全盛期迄戻せば、あいつなんか一捻りだよ!!」
「一捻りって。
また女子高生が使わないような言葉使っちゃって。
ホント面白いわ。」
加奈は本当に楽しそうだった。
そんな話をしていると、野口が教室に入ってきた。
「よぉ…?」
野口は花に声をかけようと思ったが、すごい表情で睨んでくるので、くるりと引き返した。
「お前、何かやったの?」
同じサッカー部で小学校からの付き合いである友人の谷浩介(たに こうすけ)が野口に聞いた。
「い、いや、昨日一緒にコサルしただけなんだけど…
全く、心当たりがない。」
「へぇ~小谷もサッカーやってんだ?
上手いの?」
谷は意外に思って、野口に聞いた。
「女子にしては相当上手いよ。
マジでやんないとボール取れないからな。」
「…お前、ひょっとして、女子相手にマジで取りに言ってんの?」
「そうだけど?
上手いし、別にいいじゃん。
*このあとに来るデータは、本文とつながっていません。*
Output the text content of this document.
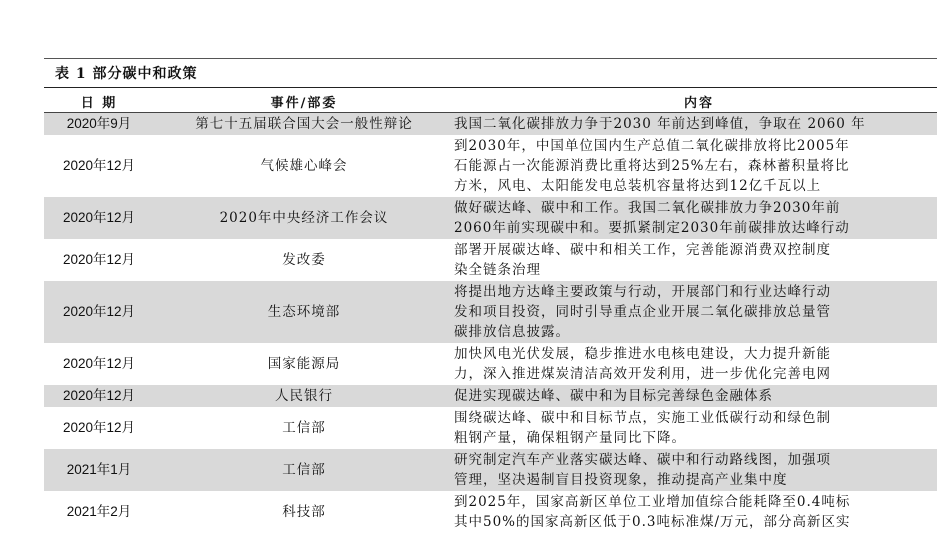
表 1 部分碳中和政策
日 期	事件/部委	内容
2020年9月	第七十五届联合国大会一般性辩论	我国二氧化碳排放力争于2030 年前达到峰值，争取在 2060 年
2020年12月	气候雄心峰会	到2030年，中国单位国内生产总值二氧化碳排放将比2005年
石能源占一次能源消费比重将达到25%左右，森林蓄积量将比
方米，风电、太阳能发电总装机容量将达到12亿千瓦以上
2020年12月	2020年中央经济工作会议	做好碳达峰、碳中和工作。我国二氧化碳排放力争2030年前
2060年前实现碳中和。要抓紧制定2030年前碳排放达峰行动
2020年12月	发改委	部署开展碳达峰、碳中和相关工作，完善能源消费双控制度
染全链条治理
2020年12月	生态环境部	将提出地方达峰主要政策与行动，开展部门和行业达峰行动
发和项目投资，同时引导重点企业开展二氧化碳排放总量管
碳排放信息披露。
2020年12月	国家能源局	加快风电光伏发展，稳步推进水电核电建设，大力提升新能
力，深入推进煤炭清洁高效开发利用，进一步优化完善电网
2020年12月	人民银行	促进实现碳达峰、碳中和为目标完善绿色金融体系
2020年12月	工信部	围绕碳达峰、碳中和目标节点，实施工业低碳行动和绿色制
粗钢产量，确保粗钢产量同比下降。
2021年1月	工信部	研究制定汽车产业落实碳达峰、碳中和行动路线图，加强项
管理，坚决遏制盲目投资现象，推动提高产业集中度
2021年2月	科技部	到2025年，国家高新区单位工业增加值综合能耗降至0.4吨标
其中50%的国家高新区低于0.3吨标准煤/万元，部分高新区实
」
「そういうとこだよ…
お前に彼女ができないのは…」
谷は頭を抱えて呆れたのだった。
野口はなんのことやらと言った様子だった。
花は家に帰るとすぐに運動着に着替えて、家の前にある公園にボールを持って向かった。
そして、携帯の動画サイトでドリブル練習の動画を見ながら、一人で個人練習をするのであった。
本人は野口に対する怒りに近い悔しさから練習をしているつもりであるが、花の表情は笑っていた。
花にとって、ボールに触れるのはどんな事でも楽しいことだったのだ。
その練習は暗くなるまで続くのだった。